Sie „empfinde“ es als „unerträglich“, wenn sich eine Frau „als Opfer sexualisierter Gewalt im Rahmen einer öffentlichen Hauptverhandlung kritischen Fragen des Gerichts und der Verteidigung stellen und wegen ihres Aussageverhaltens rechtfertigen müsse“. Im Hauptverhandlungsprotokoll wurde insofern vermerkt: „Die Vertreterin der Staatsanwaltschaft hält den Schlussvortrag: Sie sei in Fällen häuslicher und sexueller Gewalt als Feministin und persönlich Betroffene befangen. Das sei unproblematisch, denn sie lege es hier offen. Mehrfach habe sie überlegt, ob sie einen Befangenheitsantrag stelle, davon aber letztlich abgesehen. Das Verhalten der Kammer sei zunächst nicht zu beanstanden gewesen, weil sie der Geschädigten viel Raum für ihre Aussage gegeben habe. Im weiteren Verlauf habe die Kammer die Geschädigte aber kritischer betrachtet als ma[n]chen Zeugen. Daher möge sich die Kammer des Confirmation Bias ebenso bewusst sein, wie sie ihre Befangenheit offengelegt habe“. Die Staatsanwältin beantragte, den Angeklagten wegen Körperverletzung in fünf Fällen, der Vergewaltigung in Tateinheit mit Körperverletzung in zwei Fällen und der gefährlichen Körperverletzung in drei Fällen, davon in einem Fall in Tateinheit mit Nötigung, zu einer Gesamtfreiheitsstrafe von drei Jahren und elf Monaten zu verurteilen. Hinsichtlich der weitergehenden Anklagevorwürfe der Vergewaltigung in fünf Fällen beantragte sie, ihn freizusprechen. Im Anschluss an die Schlussvorträge des Nebenklägervertreters und des Verteidigers verkündete das Landgericht nach Beratung das Urteil.

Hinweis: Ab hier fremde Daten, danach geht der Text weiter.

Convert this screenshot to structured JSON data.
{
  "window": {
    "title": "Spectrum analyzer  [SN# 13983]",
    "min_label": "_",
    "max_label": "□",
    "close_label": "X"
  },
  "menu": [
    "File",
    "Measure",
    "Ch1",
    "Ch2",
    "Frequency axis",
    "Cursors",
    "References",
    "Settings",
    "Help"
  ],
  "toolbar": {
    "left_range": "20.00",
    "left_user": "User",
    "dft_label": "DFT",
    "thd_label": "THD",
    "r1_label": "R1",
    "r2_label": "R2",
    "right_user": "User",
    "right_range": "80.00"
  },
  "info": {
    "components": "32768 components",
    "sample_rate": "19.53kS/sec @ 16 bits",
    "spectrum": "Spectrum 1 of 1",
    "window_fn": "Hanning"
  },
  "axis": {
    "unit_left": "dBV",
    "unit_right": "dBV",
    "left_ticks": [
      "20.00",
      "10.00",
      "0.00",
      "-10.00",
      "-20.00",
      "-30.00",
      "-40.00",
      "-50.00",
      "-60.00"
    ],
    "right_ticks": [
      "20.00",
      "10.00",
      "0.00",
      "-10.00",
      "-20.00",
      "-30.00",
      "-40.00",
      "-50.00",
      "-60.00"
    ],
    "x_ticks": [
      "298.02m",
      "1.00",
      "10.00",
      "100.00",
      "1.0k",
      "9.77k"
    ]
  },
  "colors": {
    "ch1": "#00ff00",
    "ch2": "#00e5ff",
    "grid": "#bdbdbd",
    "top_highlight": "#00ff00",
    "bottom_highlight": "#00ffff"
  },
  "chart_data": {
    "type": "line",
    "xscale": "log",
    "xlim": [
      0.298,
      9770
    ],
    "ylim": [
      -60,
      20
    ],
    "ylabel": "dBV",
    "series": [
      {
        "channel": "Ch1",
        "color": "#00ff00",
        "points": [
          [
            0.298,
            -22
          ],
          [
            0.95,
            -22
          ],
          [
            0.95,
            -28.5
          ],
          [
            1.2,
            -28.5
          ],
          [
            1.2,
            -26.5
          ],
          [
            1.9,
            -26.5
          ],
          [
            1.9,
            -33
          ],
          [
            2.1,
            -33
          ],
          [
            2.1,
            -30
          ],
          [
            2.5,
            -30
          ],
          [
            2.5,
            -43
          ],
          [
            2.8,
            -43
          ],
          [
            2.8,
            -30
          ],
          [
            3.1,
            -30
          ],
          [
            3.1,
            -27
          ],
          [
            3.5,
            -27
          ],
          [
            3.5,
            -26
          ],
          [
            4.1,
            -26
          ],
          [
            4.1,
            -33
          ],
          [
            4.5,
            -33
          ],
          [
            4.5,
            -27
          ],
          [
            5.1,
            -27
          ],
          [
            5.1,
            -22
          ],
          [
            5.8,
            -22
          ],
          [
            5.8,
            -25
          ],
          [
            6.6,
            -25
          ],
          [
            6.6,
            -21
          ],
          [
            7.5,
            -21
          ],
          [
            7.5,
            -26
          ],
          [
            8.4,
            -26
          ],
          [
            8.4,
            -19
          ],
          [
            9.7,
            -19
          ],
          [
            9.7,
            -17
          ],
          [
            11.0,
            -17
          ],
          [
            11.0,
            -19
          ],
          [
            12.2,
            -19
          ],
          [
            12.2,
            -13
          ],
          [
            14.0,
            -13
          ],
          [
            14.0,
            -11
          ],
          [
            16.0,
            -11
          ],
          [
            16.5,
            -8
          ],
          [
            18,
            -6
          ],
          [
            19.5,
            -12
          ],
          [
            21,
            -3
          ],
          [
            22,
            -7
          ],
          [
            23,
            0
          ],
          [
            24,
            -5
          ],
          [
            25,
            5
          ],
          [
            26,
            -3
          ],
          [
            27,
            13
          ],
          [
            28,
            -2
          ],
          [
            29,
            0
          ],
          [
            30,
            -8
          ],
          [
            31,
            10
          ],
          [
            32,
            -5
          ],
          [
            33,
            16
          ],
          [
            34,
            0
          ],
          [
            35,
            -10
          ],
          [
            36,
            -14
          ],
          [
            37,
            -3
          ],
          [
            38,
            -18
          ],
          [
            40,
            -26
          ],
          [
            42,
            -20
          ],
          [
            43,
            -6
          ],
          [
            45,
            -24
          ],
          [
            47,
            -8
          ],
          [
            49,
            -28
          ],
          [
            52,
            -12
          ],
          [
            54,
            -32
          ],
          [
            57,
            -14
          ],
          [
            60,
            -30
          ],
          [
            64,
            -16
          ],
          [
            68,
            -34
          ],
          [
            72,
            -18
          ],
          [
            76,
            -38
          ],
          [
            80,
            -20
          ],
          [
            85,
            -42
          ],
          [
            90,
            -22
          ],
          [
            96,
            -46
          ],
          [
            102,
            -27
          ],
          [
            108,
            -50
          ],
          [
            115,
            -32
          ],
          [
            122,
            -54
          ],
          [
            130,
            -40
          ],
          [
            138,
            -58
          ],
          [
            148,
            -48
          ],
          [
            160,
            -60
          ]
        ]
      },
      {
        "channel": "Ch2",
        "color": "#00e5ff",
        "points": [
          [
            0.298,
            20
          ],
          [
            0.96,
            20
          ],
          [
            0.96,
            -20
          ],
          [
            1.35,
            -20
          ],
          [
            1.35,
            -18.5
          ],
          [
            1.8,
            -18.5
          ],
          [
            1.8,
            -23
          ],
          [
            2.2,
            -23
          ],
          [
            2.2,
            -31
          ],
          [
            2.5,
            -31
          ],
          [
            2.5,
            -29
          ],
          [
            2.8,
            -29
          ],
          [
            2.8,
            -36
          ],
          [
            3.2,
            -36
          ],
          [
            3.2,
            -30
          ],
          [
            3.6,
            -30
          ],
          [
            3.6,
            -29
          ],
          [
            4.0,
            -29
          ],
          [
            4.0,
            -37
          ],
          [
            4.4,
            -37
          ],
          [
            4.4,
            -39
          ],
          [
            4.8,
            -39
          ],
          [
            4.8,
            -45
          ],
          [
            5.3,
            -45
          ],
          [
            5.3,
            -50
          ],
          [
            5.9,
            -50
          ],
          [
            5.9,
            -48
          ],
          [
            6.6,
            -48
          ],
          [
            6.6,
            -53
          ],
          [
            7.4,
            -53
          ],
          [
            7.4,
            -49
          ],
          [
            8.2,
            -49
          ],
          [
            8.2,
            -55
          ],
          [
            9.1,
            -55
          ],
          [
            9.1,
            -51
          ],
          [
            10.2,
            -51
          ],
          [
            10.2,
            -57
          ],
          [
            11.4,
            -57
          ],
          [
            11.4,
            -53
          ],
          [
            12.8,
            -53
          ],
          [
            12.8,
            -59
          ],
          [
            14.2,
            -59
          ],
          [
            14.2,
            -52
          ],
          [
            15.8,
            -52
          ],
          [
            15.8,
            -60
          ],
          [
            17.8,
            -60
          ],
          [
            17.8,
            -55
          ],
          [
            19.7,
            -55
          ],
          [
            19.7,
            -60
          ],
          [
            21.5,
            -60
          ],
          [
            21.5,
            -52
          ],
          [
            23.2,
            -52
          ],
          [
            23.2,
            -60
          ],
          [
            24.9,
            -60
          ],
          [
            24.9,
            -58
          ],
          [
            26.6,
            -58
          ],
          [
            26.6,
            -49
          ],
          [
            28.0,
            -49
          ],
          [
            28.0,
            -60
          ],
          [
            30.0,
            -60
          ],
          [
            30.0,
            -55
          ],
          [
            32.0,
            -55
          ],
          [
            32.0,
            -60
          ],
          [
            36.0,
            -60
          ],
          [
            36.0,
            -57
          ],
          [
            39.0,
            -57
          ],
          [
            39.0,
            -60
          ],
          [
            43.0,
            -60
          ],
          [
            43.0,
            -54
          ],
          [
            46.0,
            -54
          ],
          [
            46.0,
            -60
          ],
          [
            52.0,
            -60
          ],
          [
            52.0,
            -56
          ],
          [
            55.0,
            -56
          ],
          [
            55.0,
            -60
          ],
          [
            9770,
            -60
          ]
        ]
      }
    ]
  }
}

Der Vorsitzende der Strafkammer gab zur Revisionsbegründung unter Bezugnahme der oben wiedergegebenen Stelle aus dem Hauptverhandlungsprotokoll folgende dienstliche Erklärung ab: „Im Übrigen war das Verhalten der Sitzungsvertreterin der Staatsanwaltschaft während der Hauptverhandlung von Gesetzes wegen nicht zu beanstanden, die Begründung ihrer Schlussvorträge auf der Grundlage der Beweiserhebung [war] vertretbar und nicht offensichtlich von verfahrensfremde[n] Überlegungen bestimmt. Hätte sie sich allerdings zu einem früheren Zeitpunkt in vergleichbarer Weise erklärt, hätte das Gericht im Hinblick auf die Fairness des Verfahrens Bedenken gehabt, die Hauptverhandlung unter ihrer Beteiligung fortzusetzen.“
B. Aus den Gründen
1. Es ist mit der staatsanwaltlichen Pflicht zur Objektivität nicht in Einklang zu bringen, dass eine Staatsanwältin eine Sitzungsvertretung
wahrnimmt, obwohl sie sich in Verfahren wegen des Verdachts von Straftaten gegen die sexuelle Selbstbestimmung und körperliche Integrität von Frauen selbst für befangen hält, weil sie jede intensive Befragung einer Opferzeugin als Ausdruck von Misstrauen missbilligt.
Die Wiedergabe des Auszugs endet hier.